In the private Center Kaplan of Torrejón de Ardoz (Madrid) 30 of his patients have requested grants. In other years 27 were granted, but this time 22 have already been denied and the eight others have been asked for their bills, but that doesn’t mean that they go to grant. They are not only children with autism. Some suffer from Down syndrome, attention deficit or are undiagnosed. Noelia Pavón, the Director, describes this dramatic situation. Five kids have left the Center and the parents of others intending to recover the grant money – as in previous years – don’t know now how they will repay the loans to relatives. Two days a week of speech therapy cost 120 euros per month. “We coordinate ourselves with schools to work different things. It is not that their professionals do not know how to handle them, it’s more that they are used to pay a collective attention and our children need individualized attention”, explains Pavón, shocked by the guilt feeling that hurts the parents. “They feel bad, as if they were asking for something that does not belong to them and actually meet the requirements of income and needs.”

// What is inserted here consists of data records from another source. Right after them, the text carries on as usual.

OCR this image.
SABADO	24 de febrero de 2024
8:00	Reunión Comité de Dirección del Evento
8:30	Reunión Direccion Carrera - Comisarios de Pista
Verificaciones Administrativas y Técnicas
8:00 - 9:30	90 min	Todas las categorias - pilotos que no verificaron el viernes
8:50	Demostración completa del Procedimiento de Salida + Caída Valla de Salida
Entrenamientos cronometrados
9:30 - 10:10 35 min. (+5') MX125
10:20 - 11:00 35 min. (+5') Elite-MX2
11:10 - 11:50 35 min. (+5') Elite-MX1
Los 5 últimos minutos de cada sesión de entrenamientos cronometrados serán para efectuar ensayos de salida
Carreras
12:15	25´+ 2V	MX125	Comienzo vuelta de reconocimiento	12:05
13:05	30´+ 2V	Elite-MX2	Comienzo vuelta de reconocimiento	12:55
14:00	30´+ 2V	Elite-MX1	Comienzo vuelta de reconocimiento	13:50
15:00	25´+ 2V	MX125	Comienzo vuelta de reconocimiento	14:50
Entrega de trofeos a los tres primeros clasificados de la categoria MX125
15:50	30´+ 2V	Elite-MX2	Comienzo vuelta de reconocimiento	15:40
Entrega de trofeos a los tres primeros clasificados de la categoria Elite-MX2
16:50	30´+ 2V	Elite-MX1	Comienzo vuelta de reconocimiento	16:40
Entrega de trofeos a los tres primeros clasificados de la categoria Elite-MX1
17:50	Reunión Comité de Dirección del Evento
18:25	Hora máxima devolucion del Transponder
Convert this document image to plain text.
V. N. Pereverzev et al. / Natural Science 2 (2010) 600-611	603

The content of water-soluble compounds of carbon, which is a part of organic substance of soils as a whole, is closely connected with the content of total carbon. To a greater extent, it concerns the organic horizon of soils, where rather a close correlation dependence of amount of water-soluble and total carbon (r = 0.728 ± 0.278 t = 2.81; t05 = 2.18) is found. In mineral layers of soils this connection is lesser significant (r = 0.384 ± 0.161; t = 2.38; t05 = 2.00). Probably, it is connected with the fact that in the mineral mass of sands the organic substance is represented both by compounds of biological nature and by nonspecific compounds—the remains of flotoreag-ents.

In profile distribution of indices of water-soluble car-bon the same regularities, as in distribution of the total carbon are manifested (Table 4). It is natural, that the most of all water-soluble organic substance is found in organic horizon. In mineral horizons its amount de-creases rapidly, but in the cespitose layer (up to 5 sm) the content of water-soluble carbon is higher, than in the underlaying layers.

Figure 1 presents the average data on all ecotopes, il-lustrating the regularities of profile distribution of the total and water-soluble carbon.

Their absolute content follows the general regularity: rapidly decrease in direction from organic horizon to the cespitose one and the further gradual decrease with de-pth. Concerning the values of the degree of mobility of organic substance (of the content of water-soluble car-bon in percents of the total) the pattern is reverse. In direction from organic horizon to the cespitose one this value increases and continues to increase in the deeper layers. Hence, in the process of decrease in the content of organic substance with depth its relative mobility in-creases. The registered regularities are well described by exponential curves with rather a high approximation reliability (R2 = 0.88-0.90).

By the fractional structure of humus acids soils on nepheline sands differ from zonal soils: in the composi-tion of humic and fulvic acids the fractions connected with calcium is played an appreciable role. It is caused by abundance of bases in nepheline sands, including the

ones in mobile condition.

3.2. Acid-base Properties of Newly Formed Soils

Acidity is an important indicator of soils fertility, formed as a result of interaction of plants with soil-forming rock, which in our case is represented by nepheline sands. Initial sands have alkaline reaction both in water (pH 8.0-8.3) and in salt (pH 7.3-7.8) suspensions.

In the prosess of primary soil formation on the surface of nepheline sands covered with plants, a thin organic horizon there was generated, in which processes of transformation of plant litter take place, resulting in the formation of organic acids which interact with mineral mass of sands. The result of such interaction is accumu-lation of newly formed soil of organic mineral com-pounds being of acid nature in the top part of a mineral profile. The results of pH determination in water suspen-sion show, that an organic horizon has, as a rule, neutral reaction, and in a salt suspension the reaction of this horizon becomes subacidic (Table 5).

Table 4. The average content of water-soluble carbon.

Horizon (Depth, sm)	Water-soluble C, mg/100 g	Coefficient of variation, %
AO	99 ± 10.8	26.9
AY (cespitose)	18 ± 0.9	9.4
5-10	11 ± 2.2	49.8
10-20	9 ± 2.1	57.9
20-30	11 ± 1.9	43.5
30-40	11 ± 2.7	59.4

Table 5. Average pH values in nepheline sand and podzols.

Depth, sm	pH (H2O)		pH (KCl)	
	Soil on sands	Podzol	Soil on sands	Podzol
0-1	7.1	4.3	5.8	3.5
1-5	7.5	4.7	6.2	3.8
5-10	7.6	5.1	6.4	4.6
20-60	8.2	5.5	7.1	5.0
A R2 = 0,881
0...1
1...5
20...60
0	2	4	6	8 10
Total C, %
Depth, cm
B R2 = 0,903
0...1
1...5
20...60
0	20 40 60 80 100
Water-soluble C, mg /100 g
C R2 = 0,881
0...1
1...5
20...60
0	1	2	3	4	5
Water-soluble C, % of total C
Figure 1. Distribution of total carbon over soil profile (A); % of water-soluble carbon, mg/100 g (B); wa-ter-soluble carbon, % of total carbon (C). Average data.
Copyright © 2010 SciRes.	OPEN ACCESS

“We spend 700 EUR per month because each session is worth 40 euros”, says a mother

Kids need therapy to improve their capabilities of social and emotional empathy, to be able to communicate or to enhance their imagination. “My son already gives hugs and is learning how to show his feelings. If he is sad or tired”, says Rosa Belda, mother of a 11 year-old child with autism. They have been denied the aid for therapy, but with effort they continue paying 300 euros a month. “We don’t have money, but I’ll save from shopping, and my other two children do not go to afterschool classes”. She knows of cases of children who have already left the treatment. Such as some twins with parents without means. Or as Inma, an auxiliary nurse, with her husband unemployed and three sons, who is raising a 13 year-old child with autism, complaining that her child does not go to therapy. “Therapy is a priority, but I must feed him first… I have to dress him and buy him shoes”. She maintians that in school “they focus on the curricular attention” and in therapy “they focus on other things, like social or technical skills of problem solving”.

“It is the inspector who makes the assessment of the need for treatments. That’s why there may be differences from one area to another. They agree on the criteria locally, and there occur differences from one community to another,” explains Enrique Blat, of the Valencian Association of persons with autism.

“My son learns there to show his feelings”, explains somebody else

Other communities also tell how since the crisis started aid has been diminishing. “It’s been fou or five years since they stopped granting aids for therapy for children going to special schools”, explains the Association of relatives of people with autism of Asturias. “They are for those who go to special units in regular schools. For better or worse, with the aid plus some 100 euros a month, the therapy is covered”.

“In our case, children who go to integrated schools never have received this type of aid”, explains Amaya Áriz, President of the Association for autism in Navarra. Their organization takes care of 80 children with a speech therapist and a psychologist, in addition to swimming and adapted judo courses. Members subsidize for families who cannot afford it. “We have eight families who depend on our help,” says Ariz. “Of our annual budget, only 1% comes from public funding: a hundredth part of what is needed”. She is directly affected: she pays out-of-pocket for her son’s speech training. “We spend 700 euros a month, because each session is worth 40 euros. If a child has autism, he’ll need daily therapy”.